Imam Puro dipercaya terkait proses penyebaran Islam di Ponorogo pasca keberhasilan penyebaran Islam Bathoro Katong. Menurut keyakinan warga setempat, sebelum kedatangan Bathoro Katong, Syekh Mohammed Al Farisi atau Kyai Mojo Lintang, murid Syekh Subakir, telah menyebarkan Islam di daerah ini.

Baca Juga: Makam Di Masjid Agung R.M.A.A Tjokronegoro dan Penerima Bintang Orde Singa Belanda

Namun, pengaruh Hindu-Buddha yang masih kuat membuat upaya dakwahnya belum sepenuhnya berhasil. Pada abad XVII, sekitar tahun 1760, Kyai Ageng Imam Puro, salah satu murid Kyai Mohammad Besari, mulai menyebarkan Islam di desa ini.

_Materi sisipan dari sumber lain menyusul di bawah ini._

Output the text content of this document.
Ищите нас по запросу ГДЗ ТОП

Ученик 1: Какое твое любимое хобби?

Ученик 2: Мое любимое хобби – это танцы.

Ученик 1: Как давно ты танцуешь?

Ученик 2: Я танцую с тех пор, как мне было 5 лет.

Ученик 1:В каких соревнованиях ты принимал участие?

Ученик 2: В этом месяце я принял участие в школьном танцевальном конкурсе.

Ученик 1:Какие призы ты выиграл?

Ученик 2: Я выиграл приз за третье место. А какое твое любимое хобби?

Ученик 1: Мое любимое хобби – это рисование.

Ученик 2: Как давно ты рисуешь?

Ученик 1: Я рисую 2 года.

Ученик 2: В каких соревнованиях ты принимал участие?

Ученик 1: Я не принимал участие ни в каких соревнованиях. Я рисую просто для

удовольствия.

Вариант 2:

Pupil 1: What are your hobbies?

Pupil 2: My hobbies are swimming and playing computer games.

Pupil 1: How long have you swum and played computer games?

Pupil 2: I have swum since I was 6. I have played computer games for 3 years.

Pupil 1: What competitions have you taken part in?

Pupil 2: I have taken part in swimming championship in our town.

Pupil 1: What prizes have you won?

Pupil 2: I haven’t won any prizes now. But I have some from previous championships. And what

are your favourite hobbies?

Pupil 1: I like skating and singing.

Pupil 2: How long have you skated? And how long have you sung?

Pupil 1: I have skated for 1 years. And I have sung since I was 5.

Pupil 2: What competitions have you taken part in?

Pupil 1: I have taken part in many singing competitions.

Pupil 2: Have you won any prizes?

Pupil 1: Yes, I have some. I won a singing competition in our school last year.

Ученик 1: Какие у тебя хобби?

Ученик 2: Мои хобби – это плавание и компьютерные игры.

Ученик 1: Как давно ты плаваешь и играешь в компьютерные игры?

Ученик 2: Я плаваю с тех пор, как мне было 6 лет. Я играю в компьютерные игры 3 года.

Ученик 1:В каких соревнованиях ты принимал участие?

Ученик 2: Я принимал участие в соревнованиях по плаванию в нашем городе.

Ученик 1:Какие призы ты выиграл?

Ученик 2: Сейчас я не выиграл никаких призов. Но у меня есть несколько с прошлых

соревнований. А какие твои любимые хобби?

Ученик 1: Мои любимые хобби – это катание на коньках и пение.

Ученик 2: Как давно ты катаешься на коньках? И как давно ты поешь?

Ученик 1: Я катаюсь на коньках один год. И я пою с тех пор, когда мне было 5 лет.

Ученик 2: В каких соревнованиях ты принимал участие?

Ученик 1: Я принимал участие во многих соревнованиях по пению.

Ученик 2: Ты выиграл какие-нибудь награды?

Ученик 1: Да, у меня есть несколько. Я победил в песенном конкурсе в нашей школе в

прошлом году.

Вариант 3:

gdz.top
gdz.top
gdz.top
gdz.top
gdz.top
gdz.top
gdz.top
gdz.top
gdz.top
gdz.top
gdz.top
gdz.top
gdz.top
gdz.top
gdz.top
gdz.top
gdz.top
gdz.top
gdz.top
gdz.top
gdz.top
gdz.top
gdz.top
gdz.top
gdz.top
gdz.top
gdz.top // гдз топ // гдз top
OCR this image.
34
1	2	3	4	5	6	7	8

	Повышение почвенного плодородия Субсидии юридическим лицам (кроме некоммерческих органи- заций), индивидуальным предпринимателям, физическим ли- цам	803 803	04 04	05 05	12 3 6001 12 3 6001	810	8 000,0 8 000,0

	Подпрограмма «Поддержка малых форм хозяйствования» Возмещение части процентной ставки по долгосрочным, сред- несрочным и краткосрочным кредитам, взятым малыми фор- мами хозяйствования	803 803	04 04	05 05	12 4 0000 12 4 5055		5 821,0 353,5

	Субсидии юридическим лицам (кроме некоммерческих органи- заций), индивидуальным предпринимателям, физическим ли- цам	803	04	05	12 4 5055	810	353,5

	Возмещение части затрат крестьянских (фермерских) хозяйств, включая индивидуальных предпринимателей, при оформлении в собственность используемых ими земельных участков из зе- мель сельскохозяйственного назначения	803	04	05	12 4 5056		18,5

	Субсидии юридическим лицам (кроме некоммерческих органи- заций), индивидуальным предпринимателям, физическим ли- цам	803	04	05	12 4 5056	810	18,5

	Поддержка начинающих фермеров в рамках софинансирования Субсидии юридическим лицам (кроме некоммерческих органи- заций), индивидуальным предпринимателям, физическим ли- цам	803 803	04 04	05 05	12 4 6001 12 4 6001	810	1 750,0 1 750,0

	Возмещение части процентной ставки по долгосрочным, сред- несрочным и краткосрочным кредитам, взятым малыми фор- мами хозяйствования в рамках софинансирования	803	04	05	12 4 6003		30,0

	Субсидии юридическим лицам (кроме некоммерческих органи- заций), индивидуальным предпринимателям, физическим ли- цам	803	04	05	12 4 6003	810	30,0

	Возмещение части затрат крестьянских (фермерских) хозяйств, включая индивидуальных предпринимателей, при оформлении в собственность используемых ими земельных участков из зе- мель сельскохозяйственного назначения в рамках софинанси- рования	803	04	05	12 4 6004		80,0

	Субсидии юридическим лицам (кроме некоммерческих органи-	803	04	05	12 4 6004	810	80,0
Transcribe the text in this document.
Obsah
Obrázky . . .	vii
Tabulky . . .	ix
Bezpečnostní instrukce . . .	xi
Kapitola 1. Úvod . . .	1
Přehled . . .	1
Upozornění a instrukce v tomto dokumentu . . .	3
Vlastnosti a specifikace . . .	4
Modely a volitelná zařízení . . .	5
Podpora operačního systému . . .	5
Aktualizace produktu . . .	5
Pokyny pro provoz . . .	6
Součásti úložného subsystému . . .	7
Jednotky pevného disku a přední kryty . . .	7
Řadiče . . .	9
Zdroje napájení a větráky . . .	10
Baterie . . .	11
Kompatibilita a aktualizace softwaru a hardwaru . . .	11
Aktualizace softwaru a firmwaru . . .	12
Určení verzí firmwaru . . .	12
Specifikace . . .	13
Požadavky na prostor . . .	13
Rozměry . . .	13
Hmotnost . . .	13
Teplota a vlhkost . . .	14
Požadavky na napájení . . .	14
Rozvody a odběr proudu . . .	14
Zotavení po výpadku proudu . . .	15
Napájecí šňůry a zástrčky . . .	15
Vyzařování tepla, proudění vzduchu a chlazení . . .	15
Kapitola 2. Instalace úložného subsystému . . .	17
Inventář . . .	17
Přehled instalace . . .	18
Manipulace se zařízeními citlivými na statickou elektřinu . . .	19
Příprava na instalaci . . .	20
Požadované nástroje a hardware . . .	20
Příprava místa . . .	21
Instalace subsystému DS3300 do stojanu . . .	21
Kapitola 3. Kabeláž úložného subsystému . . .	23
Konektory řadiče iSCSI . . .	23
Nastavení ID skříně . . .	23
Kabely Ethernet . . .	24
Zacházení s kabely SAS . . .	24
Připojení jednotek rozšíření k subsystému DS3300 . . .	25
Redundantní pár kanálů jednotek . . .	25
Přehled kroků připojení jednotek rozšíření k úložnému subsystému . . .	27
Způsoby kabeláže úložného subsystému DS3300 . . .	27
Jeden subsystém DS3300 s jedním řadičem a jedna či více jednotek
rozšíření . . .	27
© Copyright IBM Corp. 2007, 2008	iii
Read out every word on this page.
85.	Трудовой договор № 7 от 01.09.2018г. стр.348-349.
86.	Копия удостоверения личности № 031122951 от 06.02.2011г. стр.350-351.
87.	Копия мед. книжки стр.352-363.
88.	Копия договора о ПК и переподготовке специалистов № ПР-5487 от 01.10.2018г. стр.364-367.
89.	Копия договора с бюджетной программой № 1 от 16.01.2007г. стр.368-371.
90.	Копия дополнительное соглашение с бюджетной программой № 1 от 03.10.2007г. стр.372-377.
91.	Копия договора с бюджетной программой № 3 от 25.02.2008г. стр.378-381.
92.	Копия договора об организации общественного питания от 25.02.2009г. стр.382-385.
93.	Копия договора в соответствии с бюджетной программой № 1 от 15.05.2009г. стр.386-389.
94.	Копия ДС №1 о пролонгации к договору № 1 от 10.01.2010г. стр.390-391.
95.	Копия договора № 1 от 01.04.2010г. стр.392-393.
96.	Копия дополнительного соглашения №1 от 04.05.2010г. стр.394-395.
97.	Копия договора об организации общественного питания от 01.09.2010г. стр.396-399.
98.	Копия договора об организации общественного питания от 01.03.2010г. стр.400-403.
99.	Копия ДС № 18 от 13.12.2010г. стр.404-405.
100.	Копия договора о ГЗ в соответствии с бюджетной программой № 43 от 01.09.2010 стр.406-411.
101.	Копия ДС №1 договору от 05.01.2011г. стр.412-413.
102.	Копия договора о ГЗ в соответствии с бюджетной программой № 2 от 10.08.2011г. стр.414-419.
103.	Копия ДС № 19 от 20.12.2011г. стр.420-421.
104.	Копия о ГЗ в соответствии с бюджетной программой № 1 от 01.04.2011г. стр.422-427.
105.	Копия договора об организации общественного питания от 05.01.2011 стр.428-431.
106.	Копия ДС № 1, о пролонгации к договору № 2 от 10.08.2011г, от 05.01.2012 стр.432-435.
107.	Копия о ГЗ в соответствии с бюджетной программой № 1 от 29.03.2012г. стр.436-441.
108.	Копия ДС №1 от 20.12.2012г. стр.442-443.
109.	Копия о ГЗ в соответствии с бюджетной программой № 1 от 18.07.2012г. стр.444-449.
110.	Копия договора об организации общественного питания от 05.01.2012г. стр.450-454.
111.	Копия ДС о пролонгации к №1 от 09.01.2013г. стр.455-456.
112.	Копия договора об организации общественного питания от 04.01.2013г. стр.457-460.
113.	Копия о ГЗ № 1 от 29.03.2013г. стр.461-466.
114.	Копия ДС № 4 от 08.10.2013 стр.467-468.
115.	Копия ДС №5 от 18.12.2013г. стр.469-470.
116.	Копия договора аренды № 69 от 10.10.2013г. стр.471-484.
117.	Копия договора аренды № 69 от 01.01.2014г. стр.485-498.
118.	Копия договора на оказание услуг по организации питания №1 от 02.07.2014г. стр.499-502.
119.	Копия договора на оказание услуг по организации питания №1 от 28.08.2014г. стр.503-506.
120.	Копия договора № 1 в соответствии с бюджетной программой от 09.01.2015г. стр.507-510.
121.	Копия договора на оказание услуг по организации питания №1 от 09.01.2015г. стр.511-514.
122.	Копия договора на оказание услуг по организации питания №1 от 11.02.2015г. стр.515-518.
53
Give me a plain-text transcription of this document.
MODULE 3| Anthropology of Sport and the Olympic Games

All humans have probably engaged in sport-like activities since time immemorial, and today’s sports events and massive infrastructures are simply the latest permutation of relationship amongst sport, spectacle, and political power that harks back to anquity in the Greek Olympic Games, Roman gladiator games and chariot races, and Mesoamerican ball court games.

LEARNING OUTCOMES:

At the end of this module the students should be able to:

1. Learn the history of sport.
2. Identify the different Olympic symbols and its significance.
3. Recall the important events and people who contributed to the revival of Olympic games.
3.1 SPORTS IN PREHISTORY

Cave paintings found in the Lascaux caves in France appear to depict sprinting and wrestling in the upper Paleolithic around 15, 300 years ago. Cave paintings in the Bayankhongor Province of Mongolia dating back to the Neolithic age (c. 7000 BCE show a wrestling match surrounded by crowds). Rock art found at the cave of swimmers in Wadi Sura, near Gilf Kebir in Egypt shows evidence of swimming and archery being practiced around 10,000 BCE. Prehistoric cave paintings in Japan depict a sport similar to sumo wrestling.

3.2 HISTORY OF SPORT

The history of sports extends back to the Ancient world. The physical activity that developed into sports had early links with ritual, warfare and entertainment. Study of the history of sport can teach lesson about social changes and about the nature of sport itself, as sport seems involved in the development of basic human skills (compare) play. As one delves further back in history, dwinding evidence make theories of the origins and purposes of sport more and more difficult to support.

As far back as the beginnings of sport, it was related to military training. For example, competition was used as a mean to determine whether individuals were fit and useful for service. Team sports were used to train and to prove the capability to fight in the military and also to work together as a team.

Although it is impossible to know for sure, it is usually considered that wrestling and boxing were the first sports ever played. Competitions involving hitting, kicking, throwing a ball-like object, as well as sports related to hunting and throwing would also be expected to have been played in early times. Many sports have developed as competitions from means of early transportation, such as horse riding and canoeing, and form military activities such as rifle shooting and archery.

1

Setelah berhasil membantu Kasunanan Surakarta yang saat itu dipimpin oleh Pakubuwono II, Hasan Besari, dan Bagus Harun Basyariah menghadapi pemberontakan “Geger Pecinan”, Kiai Imam Puro memulai dakwahnya di Sukosari dengan nama samaran “Suryopati”, diberikan oleh Kasunanan Surakarta, seperti yang diceritakan oleh Imam Fatokhah.

Kiai Imam Puro menerapkan strategi dakwah dengan mendekati para petani dan bertransaksi di Pasar Demung (Danyang) bersama santrinya. Selama berinteraksi di pasar, beliau kerap menyelipkan dakwah kepada masyarakat.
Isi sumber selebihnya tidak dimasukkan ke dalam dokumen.